Utahns are buying fewer bottles but spending more on alcohol

(Francisco Kjolseth | Tribune file photo) While fewer bottles of alcohol were sold in March 2020, shoppers at Utah's state-run liquor stores helped temper potential revenue losses by spending more per container than usual.

While fewer bottles of alcohol were sold in March, shoppers at Utah’s state-run liquor stores helped temper potential revenue losses by spending more per container than usual.

Bottle sales for the Utah Department of Alcoholic Beverage Control were down by nearly 480,000 from March 2019, DABC finance director Man Diep told the state liquor commission Tuesday. Year-to-date bottle sales dropped by more than 1.1 million or 2.95%.

(Christopher Cherrington | The Salt Lake Tribune)

The reason, of course, is that bars and restaurants across the state have been closed to dine-in service since mid-March to encourage social distancing during the coronavirus pandemic. State law forbids the sale of alcohol via pickup or delivery — although customers can go inside some bars, breweries and distilleries to make a purchase.

Adding to the misery, liquor stores along the Wasatch Front closed for the day March 18 due to a magnitude 5.7 earthquake.

Overall, though, retail alcohol sales last month totaled almost $43 million, up from $39 million recorded in March 2019.

Since the COVID-19 restrictions, foot traffic at liquor stores has jumped about 7%, officials said. And Utahns who did make purchases spent more than normal as they followed stay-at-home directives from Gov. Gary Herbert and area health departments.

The average price per bottle last month was $11.53, up from $9.28 for the same month last year. Year to date, the average bottle price is up more than 8%.

Still, DABC Executive Director Sal Petilos is preparing for the worst when April’s numbers are tallied.

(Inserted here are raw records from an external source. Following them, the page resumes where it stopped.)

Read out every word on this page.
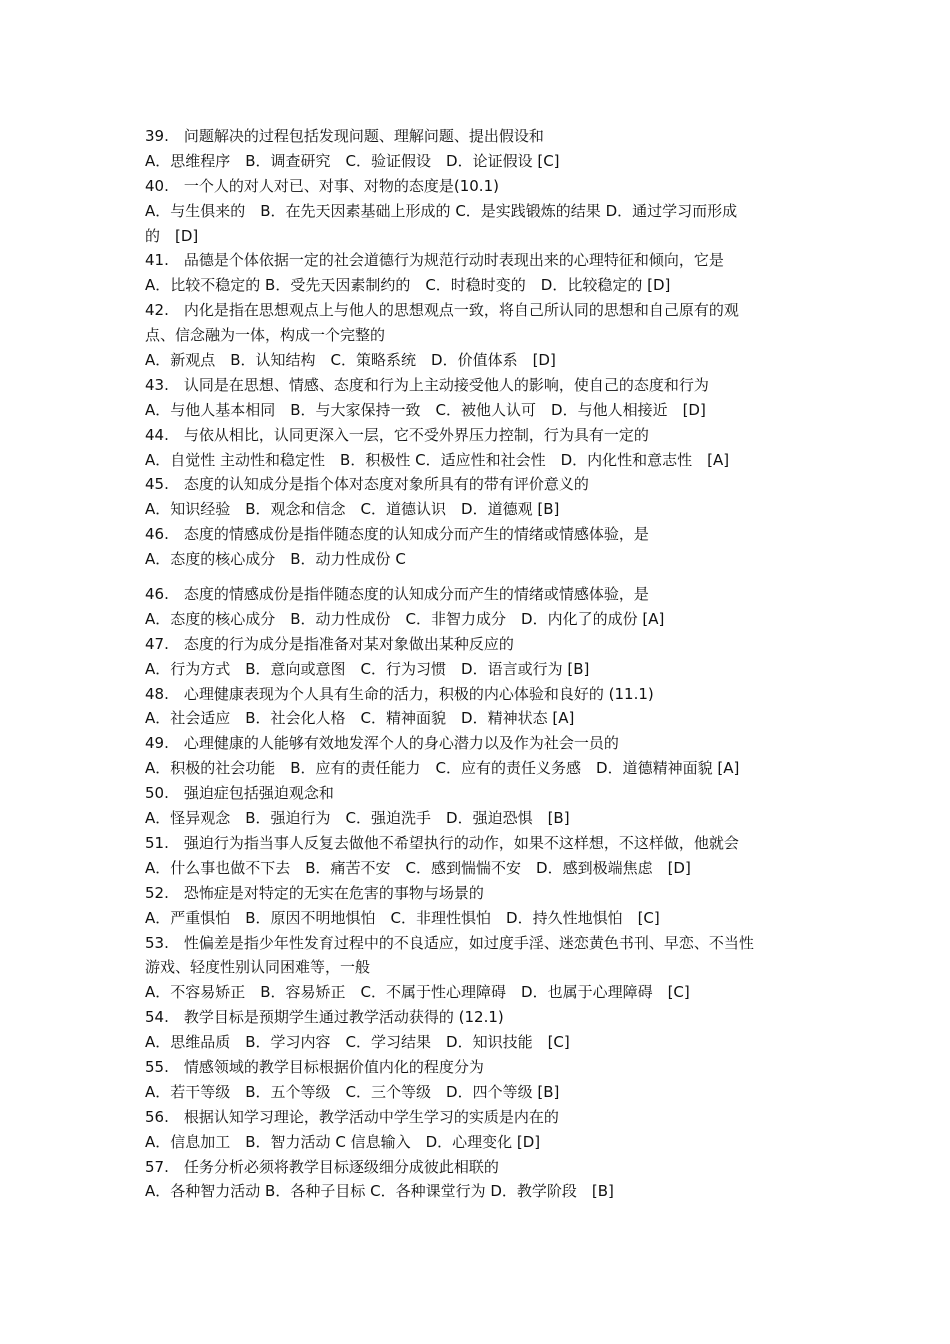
39.　问题解决的过程包括发现问题、理解问题、提出假设和
A．思维程序　B．调查研究　C．验证假设　D．论证假设 [C]
40.　一个人的对人对已、对事、对物的态度是(10.1)
A．与生俱来的　B．在先天因素基础上形成的 C．是实践锻炼的结果 D．通过学习而形成
的　[D]
41.　品德是个体依据一定的社会道德行为规范行动时表现出来的心理特征和倾向，它是
A．比较不稳定的 B．受先天因素制约的　C．时稳时变的　D．比较稳定的 [D]
42.　内化是指在思想观点上与他人的思想观点一致，将自己所认同的思想和自己原有的观
点、信念融为一体，构成一个完整的
A．新观点　B．认知结构　C．策略系统　D．价值体系　[D]
43.　认同是在思想、情感、态度和行为上主动接受他人的影响，使自己的态度和行为
A．与他人基本相同　B．与大家保持一致　C．被他人认可　D．与他人相接近　[D]
44.　与依从相比，认同更深入一层，它不受外界压力控制，行为具有一定的
A．自觉性 主动性和稳定性　B．积极性 C．适应性和社会性　D．内化性和意志性　[A]
45.　态度的认知成分是指个体对态度对象所具有的带有评价意义的
A．知识经验　B．观念和信念　C．道德认识　D．道德观 [B]
46.　态度的情感成份是指伴随态度的认知成分而产生的情绪或情感体验，是
A．态度的核心成分　B．动力性成份 C
46.　态度的情感成份是指伴随态度的认知成分而产生的情绪或情感体验，是
A．态度的核心成分　B．动力性成份　C．非智力成分　D．内化了的成份 [A]
47.　态度的行为成分是指准备对某对象做出某种反应的
A．行为方式　B．意向或意图　C．行为习惯　D．语言或行为 [B]
48.　心理健康表现为个人具有生命的活力，积极的内心体验和良好的 (11.1)
A．社会适应　B．社会化人格　C．精神面貌　D．精神状态 [A]
49.　心理健康的人能够有效地发浑个人的身心潜力以及作为社会一员的
A．积极的社会功能　B．应有的责任能力　C．应有的责任义务感　D．道德精神面貌 [A]
50.　强迫症包括强迫观念和
A．怪异观念　B．强迫行为　C．强迫洗手　D．强迫恐惧　[B]
51.　强迫行为指当事人反复去做他不希望执行的动作，如果不这样想，不这样做，他就会
A．什么事也做不下去　B．痛苦不安　C．感到惴惴不安　D．感到极端焦虑　[D]
52.　恐怖症是对特定的无实在危害的事物与场景的
A．严重惧怕　B．原因不明地惧怕　C．非理性惧怕　D．持久性地惧怕　[C]
53.　性偏差是指少年性发育过程中的不良适应，如过度手淫、迷恋黄色书刊、早恋、不当性
游戏、轻度性别认同困难等，一般
A．不容易矫正　B．容易矫正　C．不属于性心理障碍　D．也属于心理障碍　[C]
54.　教学目标是预期学生通过教学活动获得的 (12.1)
A．思维品质　B．学习内容　C．学习结果　D．知识技能　[C]
55.　情感领域的教学目标根据价值内化的程度分为
A．若干等级　B．五个等级　C．三个等级　D．四个等级 [B]
56.　根据认知学习理论，教学活动中学生学习的实质是内在的
A．信息加工　B．智力活动 C 信息输入　D．心理变化 [D]
57.　任务分析必须将教学目标逐级细分成彼此相联的
A．各种智力活动 B．各种子目标 C．各种课堂行为 D．教学阶段　[B]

“In April, we will see the full impact of the closures that have occurred with licensees,” he said, noting that bars and restaurants that serve alcohol make up about 20% of state alcohol revenues.

“When the data is finalized,” he warned the commission, “we will see a reduction.”

In the past week, there has been more bad news for the department. It had to shut down two liquor stores after employees tested positive for COVID-19. The Moab outlet, which closed last Thursday, has been sanitized and will reopen Wednesday. The Murray store shuttered Monday. Officials have not said when it might reopen.

The DABC had already seen alcohol sales slow after a new state law kicked in Nov. 1 that allows beer up to 5% alcohol by volume to be sold in grocery and convenience stores. About 100 beers that were previously sold in liquor stores —and were top sellers in the state — moved into the retail outlets.

The effect on DABC profits was immediate. In December, beer sales at state-run stores fell 43% from the same time the previous year. Those losses have been tempered by higher sales of wine and spirits, which for several years have grown by almost 6% annually.